Activation of Persulfate by Nanosized Zero-Valent Iron (NZVI): Mechanisms and Transformation Products of NZVI
journal contributionposted on 12.02.2018, 00:00 by Cheolyong Kim, Jun-Young Ahn, Tae Yoo Kim, Won Sik Shin, Inseong Hwang
The mechanisms involved in the activation of persulfate by nanosized zero-valent iron (NZVI) were elucidated and the NZVI transformation products identified. Two distinct reaction stages, in terms of the kinetics and radical formation mechanism, were found when phenol was oxidized by the persulfate/NZVI system. In the initial stage, lasting 10 min, Fe0(s) was consumed rapidly and sulfate radicals were produced through activation by aqueous Fe2+. The second stage was governed by Fe catalyzed activation in the presence of aqueous Fe3+ and iron (oxyhydr)oxides in the NZVI shells. The second stage was 3 orders of magnitude slower than the initial stage.
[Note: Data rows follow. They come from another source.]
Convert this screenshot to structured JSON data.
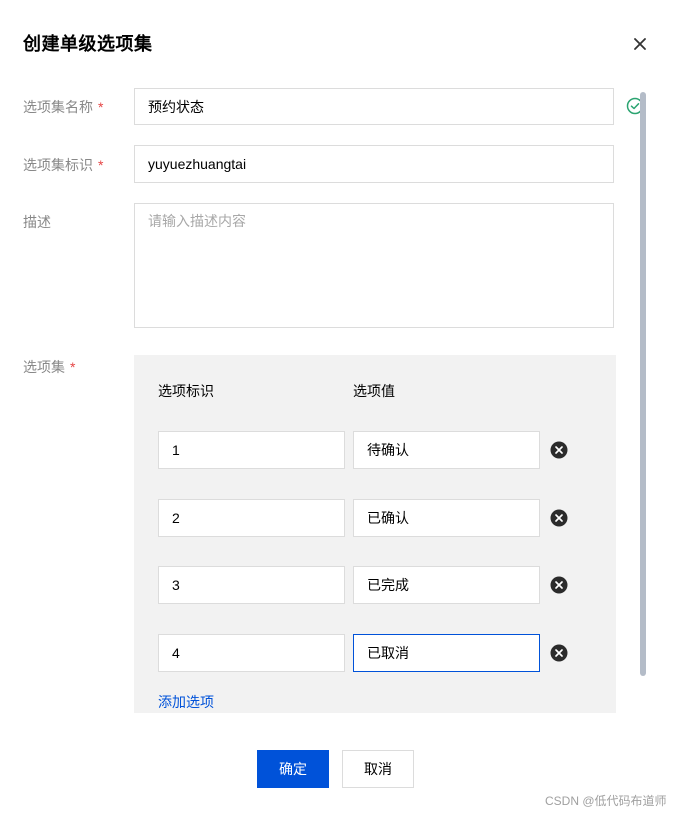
{
  "dialog": {
    "title": "创建单级选项集"
  },
  "form": {
    "name_label": "选项集名称",
    "name_value": "预约状态",
    "key_label": "选项集标识",
    "key_value": "yuyuezhuangtai",
    "desc_label": "描述",
    "desc_placeholder": "请输入描述内容",
    "options_label": "选项集",
    "required_mark": "*"
  },
  "options": {
    "col_key": "选项标识",
    "col_value": "选项值",
    "rows": [
      {
        "key": "1",
        "value": "待确认"
      },
      {
        "key": "2",
        "value": "已确认"
      },
      {
        "key": "3",
        "value": "已完成"
      },
      {
        "key": "4",
        "value": "已取消"
      }
    ],
    "add_label": "添加选项"
  },
  "footer": {
    "confirm_label": "确定",
    "cancel_label": "取消"
  },
  "watermark": "CSDN @低代码布道师",
  "colors": {
    "primary": "#0052d9",
    "required": "#e54545",
    "valid": "#2ba471",
    "panel_bg": "#f2f2f2"
  },
  "icons": {
    "close": "close-icon",
    "valid": "check-circle-icon",
    "delete": "close-circle-filled-icon"
  }
}
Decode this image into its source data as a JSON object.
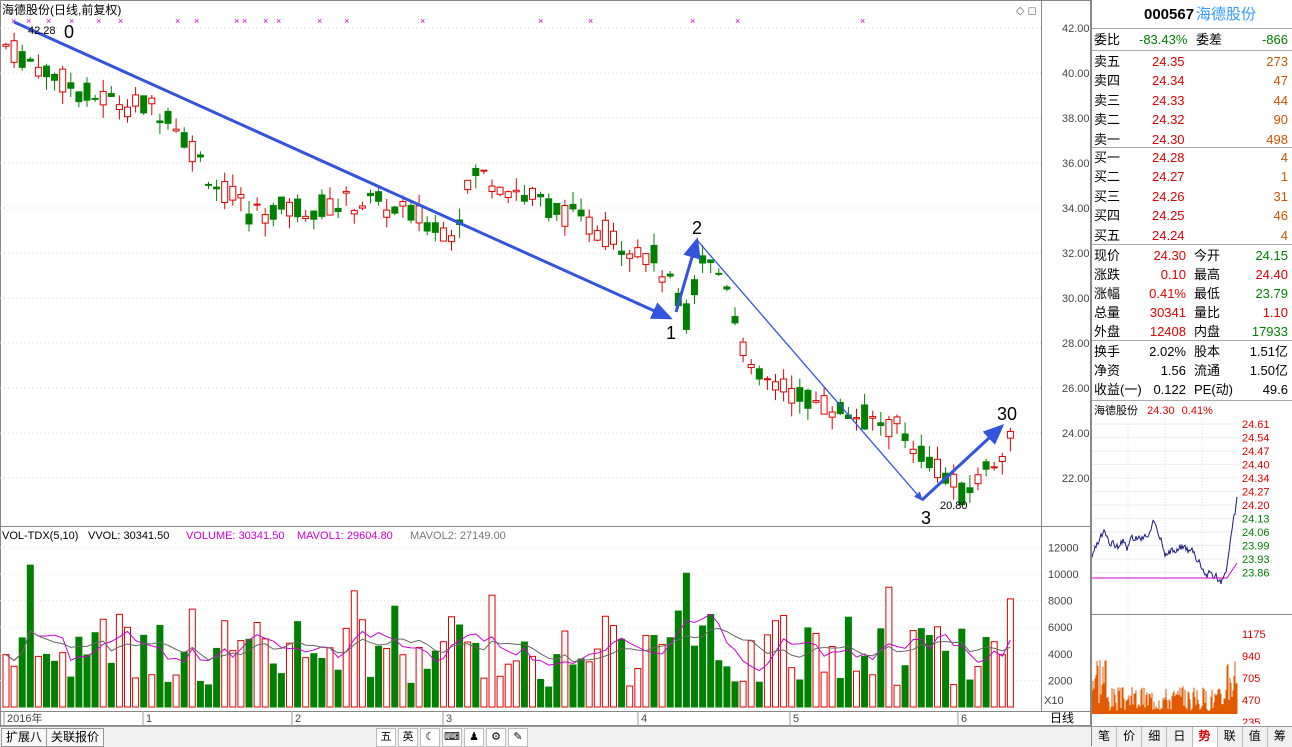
{
  "chart_header": {
    "title": "海德股份(日线,前复权)"
  },
  "price_axis": [
    "42.00",
    "40.00",
    "38.00",
    "36.00",
    "34.00",
    "32.00",
    "30.00",
    "28.00",
    "26.00",
    "24.00",
    "22.00"
  ],
  "annotations": {
    "high_label": "42.28",
    "low_label": "20.80",
    "wave_labels": [
      "0",
      "1",
      "2",
      "3",
      "30"
    ]
  },
  "volume_header": {
    "indicator": "VOL-TDX(5,10)",
    "vvol": "VVOL: 30341.50",
    "volume": "VOLUME: 30341.50",
    "mavol1": "MAVOL1: 29604.80",
    "mavol2": "MAVOL2: 27149.00"
  },
  "volume_axis": [
    "12000",
    "10000",
    "8000",
    "6000",
    "4000",
    "2000"
  ],
  "volume_unit": "X10",
  "date_axis": [
    "2016年",
    "1",
    "2",
    "3",
    "4",
    "5",
    "6"
  ],
  "period_label": "日线",
  "bottom_tabs": [
    "扩展八",
    "关联报价"
  ],
  "toolbar_icons": [
    "五",
    "英",
    "☾",
    "⌨",
    "♟",
    "⚙",
    "✎"
  ],
  "quote": {
    "code": "000567",
    "name": "海德股份",
    "weibi_label": "委比",
    "weibi_value": "-83.43%",
    "weicha_label": "委差",
    "weicha_value": "-866",
    "sells": [
      {
        "label": "卖五",
        "price": "24.35",
        "vol": "273"
      },
      {
        "label": "卖四",
        "price": "24.34",
        "vol": "47"
      },
      {
        "label": "卖三",
        "price": "24.33",
        "vol": "44"
      },
      {
        "label": "卖二",
        "price": "24.32",
        "vol": "90"
      },
      {
        "label": "卖一",
        "price": "24.30",
        "vol": "498"
      }
    ],
    "buys": [
      {
        "label": "买一",
        "price": "24.28",
        "vol": "4"
      },
      {
        "label": "买二",
        "price": "24.27",
        "vol": "1"
      },
      {
        "label": "买三",
        "price": "24.26",
        "vol": "31"
      },
      {
        "label": "买四",
        "price": "24.25",
        "vol": "46"
      },
      {
        "label": "买五",
        "price": "24.24",
        "vol": "4"
      }
    ],
    "stats": [
      {
        "l1": "现价",
        "v1": "24.30",
        "c1": "red",
        "l2": "今开",
        "v2": "24.15",
        "c2": "green"
      },
      {
        "l1": "涨跌",
        "v1": "0.10",
        "c1": "red",
        "l2": "最高",
        "v2": "24.40",
        "c2": "red"
      },
      {
        "l1": "涨幅",
        "v1": "0.41%",
        "c1": "red",
        "l2": "最低",
        "v2": "23.79",
        "c2": "green"
      },
      {
        "l1": "总量",
        "v1": "30341",
        "c1": "red",
        "l2": "量比",
        "v2": "1.10",
        "c2": "red"
      },
      {
        "l1": "外盘",
        "v1": "12408",
        "c1": "red",
        "l2": "内盘",
        "v2": "17933",
        "c2": "green"
      }
    ],
    "stats2": [
      {
        "l1": "换手",
        "v1": "2.02%",
        "l2": "股本",
        "v2": "1.51亿"
      },
      {
        "l1": "净资",
        "v1": "1.56",
        "l2": "流通",
        "v2": "1.50亿"
      },
      {
        "l1": "收益(一)",
        "v1": "0.122",
        "l2": "PE(动)",
        "v2": "49.6"
      }
    ],
    "mini_header": {
      "name": "海德股份",
      "price": "24.30",
      "pct": "0.41%"
    },
    "mini_price_axis": [
      "24.61",
      "24.54",
      "24.47",
      "24.40",
      "24.34",
      "24.27",
      "24.20",
      "24.13",
      "24.06",
      "23.99",
      "23.93",
      "23.86"
    ],
    "mini_vol_axis": [
      "1175",
      "940",
      "705",
      "470",
      "235"
    ],
    "tabs": [
      "笔",
      "价",
      "细",
      "日",
      "势",
      "联",
      "值",
      "筹"
    ],
    "active_tab": "势"
  },
  "colors": {
    "up": "#e00000",
    "down": "#008000",
    "trend": "#3355dd",
    "ma1": "#cc00cc",
    "ma2": "#666666"
  }
}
An electron balance showed that the sulfate radical yield per mole of persulfate was more than two times higher in the persulfate/NZVI system than in the persulfate/Fe2+ system. Radicals were believed to be produced more efficiently in the persulfate/NZVI system because aqueous Fe2+ was supplied slowly, preventing sulfate radicals being scavenged by excess aqueous Fe2+. In the second stage, the multilayered shell conducted electrons, and magnetite in the shell provided electrons for the activation of persulfate. Iron speciation analysis (including X-ray absorption spectroscopy) results indicated that a shrinking core/growing shell model explained NZVI transformation during the persulfate/NZVI process.